Depuis l’élection de Joseph Biden, le climat est devenu plus tendu entre les États-Unis et la Hongrie, l’entrée en fonction de l’actuel ambassadeur David Pressman en septembre 2022 n’arrangeant pas les choses alors que la Hongrie n’est pas alignée sur la position des États-Unis concernant la guerre en Ukraine. « Marié » à un homme et père adoptif de deux garçons, Pressman, lors des auditions au sénat en juin 2022, avait déclaré qu’il s’inquiétait pour la démocratie, la justice ou encore la liberté de la presse en Hongrie.
Depuis sa prise de fonction, l’ambassadeur états-unien s’est illustré par plusieurs piques et opérations d’influence en Hongrie. Tantôt un quizz pour faire deviner si les citations étaient celles de dirigeants hongrois ou de Vladimir Poutine, maintenant une campagne d’affichage nationale faisant le parallèle entre l’insurrection hongroise de 1956 et l’invasion de l’Ukraine par la Russie – en utilisant les codes couleur et la police d’écriture des communications gouvernementales. Le message reprend un slogan des insurgés hongrois de 1956, « Russes, rentrez chez vous ! », et ajoute que « la paix ne sera possible que lorsque les troupes d’occupation russe s’en iront ». Une opération mal reçue en Hongrie par beaucoup, où 91 % de la population souhaite que soient imposés un cessez-le-feu et des négociations de paix immédiatement, et où le rôle d’agitation des États-Unis durant l’insurrection et en amont ainsi que l’abandon de la Hongrie lors de la répression n’ont pas été oubliés.

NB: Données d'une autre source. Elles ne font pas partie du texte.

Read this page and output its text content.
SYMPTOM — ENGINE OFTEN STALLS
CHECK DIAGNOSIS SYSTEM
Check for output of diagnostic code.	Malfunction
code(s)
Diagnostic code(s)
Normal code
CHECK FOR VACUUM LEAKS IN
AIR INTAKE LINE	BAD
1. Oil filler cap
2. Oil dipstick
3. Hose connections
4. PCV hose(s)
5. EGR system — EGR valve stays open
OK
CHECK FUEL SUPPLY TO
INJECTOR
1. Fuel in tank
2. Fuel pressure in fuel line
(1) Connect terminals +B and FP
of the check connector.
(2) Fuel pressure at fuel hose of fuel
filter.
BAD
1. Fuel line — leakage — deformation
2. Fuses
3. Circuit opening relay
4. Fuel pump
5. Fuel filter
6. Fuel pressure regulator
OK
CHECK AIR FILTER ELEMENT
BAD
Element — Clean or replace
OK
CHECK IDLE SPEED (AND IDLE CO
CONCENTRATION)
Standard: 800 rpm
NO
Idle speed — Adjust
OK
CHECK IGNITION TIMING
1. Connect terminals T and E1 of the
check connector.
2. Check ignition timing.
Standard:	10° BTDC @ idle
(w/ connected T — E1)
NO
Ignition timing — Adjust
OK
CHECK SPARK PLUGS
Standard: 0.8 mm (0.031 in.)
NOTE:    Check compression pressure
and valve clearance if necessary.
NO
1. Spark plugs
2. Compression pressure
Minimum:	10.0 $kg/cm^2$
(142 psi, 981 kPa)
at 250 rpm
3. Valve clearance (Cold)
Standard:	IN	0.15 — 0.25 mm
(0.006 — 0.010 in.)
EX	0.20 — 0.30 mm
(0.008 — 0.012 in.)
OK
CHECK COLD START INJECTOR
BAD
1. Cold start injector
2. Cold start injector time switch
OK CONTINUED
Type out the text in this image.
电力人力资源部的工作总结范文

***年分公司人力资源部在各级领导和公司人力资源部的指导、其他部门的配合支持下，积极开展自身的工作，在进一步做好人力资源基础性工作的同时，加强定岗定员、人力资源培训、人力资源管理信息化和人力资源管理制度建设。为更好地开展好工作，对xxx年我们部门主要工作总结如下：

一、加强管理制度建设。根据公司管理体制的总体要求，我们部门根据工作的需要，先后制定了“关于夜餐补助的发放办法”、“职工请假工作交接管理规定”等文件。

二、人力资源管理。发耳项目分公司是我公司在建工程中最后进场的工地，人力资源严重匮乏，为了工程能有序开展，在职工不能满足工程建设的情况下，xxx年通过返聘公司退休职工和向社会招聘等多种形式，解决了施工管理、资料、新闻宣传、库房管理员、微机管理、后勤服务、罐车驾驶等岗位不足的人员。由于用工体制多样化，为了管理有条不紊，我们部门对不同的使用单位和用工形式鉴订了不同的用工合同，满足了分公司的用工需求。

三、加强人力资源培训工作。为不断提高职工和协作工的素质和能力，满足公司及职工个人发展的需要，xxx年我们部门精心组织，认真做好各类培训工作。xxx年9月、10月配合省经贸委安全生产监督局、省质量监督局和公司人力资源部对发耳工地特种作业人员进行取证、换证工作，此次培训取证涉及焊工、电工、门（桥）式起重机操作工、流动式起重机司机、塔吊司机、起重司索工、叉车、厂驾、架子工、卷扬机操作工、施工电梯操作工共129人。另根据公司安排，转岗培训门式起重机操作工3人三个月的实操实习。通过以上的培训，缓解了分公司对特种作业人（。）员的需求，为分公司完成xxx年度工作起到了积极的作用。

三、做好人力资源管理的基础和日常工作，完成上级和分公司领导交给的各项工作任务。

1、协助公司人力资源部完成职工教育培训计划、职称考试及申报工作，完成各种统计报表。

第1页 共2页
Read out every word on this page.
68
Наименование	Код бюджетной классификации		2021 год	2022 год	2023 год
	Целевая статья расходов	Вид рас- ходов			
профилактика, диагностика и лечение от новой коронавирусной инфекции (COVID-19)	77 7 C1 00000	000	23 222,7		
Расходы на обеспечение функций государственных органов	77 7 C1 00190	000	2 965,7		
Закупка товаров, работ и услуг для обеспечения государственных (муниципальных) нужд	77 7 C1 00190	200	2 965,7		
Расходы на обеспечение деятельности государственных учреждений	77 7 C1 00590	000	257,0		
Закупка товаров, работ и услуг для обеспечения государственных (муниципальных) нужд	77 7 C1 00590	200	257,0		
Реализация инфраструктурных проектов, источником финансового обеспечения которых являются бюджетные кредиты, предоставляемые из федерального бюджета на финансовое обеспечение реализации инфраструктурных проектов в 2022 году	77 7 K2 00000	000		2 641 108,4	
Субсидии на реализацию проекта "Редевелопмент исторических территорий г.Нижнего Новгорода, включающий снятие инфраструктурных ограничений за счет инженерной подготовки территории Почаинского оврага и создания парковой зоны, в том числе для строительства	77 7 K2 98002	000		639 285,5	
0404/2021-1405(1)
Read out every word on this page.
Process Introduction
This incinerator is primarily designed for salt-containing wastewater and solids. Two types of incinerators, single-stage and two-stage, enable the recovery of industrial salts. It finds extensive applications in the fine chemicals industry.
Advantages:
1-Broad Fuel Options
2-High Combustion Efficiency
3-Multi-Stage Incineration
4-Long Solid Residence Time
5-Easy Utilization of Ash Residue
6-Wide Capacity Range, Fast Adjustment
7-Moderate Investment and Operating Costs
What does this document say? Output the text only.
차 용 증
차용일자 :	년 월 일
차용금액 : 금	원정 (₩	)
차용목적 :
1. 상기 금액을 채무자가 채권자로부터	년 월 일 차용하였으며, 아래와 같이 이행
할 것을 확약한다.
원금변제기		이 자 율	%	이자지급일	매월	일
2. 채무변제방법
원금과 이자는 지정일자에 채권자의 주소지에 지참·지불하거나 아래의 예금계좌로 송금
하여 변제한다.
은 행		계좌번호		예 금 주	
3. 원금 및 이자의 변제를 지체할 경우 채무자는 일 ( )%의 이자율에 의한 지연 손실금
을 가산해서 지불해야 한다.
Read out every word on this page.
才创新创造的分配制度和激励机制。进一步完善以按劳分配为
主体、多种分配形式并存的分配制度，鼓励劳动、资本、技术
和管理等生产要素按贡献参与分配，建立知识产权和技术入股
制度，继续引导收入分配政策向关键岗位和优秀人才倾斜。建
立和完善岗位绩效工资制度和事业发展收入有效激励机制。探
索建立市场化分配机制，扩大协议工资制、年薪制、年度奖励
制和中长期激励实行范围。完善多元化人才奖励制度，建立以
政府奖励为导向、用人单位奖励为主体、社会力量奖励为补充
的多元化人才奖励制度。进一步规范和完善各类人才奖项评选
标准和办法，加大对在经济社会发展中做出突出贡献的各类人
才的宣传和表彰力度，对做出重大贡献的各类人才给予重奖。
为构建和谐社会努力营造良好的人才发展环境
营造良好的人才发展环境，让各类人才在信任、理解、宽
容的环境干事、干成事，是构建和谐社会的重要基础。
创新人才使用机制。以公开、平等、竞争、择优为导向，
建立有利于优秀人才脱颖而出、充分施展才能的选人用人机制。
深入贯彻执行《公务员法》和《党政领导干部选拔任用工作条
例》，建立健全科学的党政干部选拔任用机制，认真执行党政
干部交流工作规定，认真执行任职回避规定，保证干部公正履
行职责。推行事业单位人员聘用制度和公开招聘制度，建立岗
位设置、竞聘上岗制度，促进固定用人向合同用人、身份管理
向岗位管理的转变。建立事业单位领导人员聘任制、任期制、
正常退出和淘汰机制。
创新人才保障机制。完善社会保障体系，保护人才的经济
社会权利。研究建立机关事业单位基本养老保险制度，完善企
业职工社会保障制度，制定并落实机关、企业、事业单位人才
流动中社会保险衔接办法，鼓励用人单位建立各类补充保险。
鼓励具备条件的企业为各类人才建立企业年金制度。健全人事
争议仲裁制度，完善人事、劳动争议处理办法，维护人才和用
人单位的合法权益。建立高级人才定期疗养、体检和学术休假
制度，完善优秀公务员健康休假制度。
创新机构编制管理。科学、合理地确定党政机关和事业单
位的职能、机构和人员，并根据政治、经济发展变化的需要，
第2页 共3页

Intensification des accrochages par voie de presse
Depuis des mois, les échanges par voie de presse entre l’ambassadeur états-unien et le chef de la diplomatie hongroise, Péter Szijjártó, ont fait la une de la presse hongroise. « Nous accueillons de l’étranger des ambassadeurs. […] Nous n’accueillons pas de gouverneur ou de régent, qui, je suppose, nous est envoyé pour nous dire comment vivre dans notre propre patrie », avait notamment déclaré en début d’année le MAE hongrois. Ce à quoi l’ambassadeur Pressman avait répondu que les États-Unis « ne considèrent pas la tentative de révision des frontières russes comme une affaire intérieure hongroise ».
En février, dans son discours sur l’état de la Nation, le Premier ministre Viktor Orbán a fait référence aux tensions actuelles avec les États-Unis : « Encore heureux que la Maison Blanche ait gardé son sens de l’humour, et que le président Biden, au lieu d’un bon ami [l’ancien Chargé d’affaires s’appelait Goodfriend, ndlr], nous ait envoyé comme ambassadeur un homme-pression, un « press-man » chargé de presser les Hongrois dans la guerre quel qu’en soit le prix, et de nous presser le jus d’une déclaration d’allégeance. C’est une bonne chose, l’humour peut favoriser l’amitié dans les temps difficiles. Mais il ne faudrait pas en arriver à nous envoyer la prochaine fois un individu du nom de Puccini ou de l’équivalent. »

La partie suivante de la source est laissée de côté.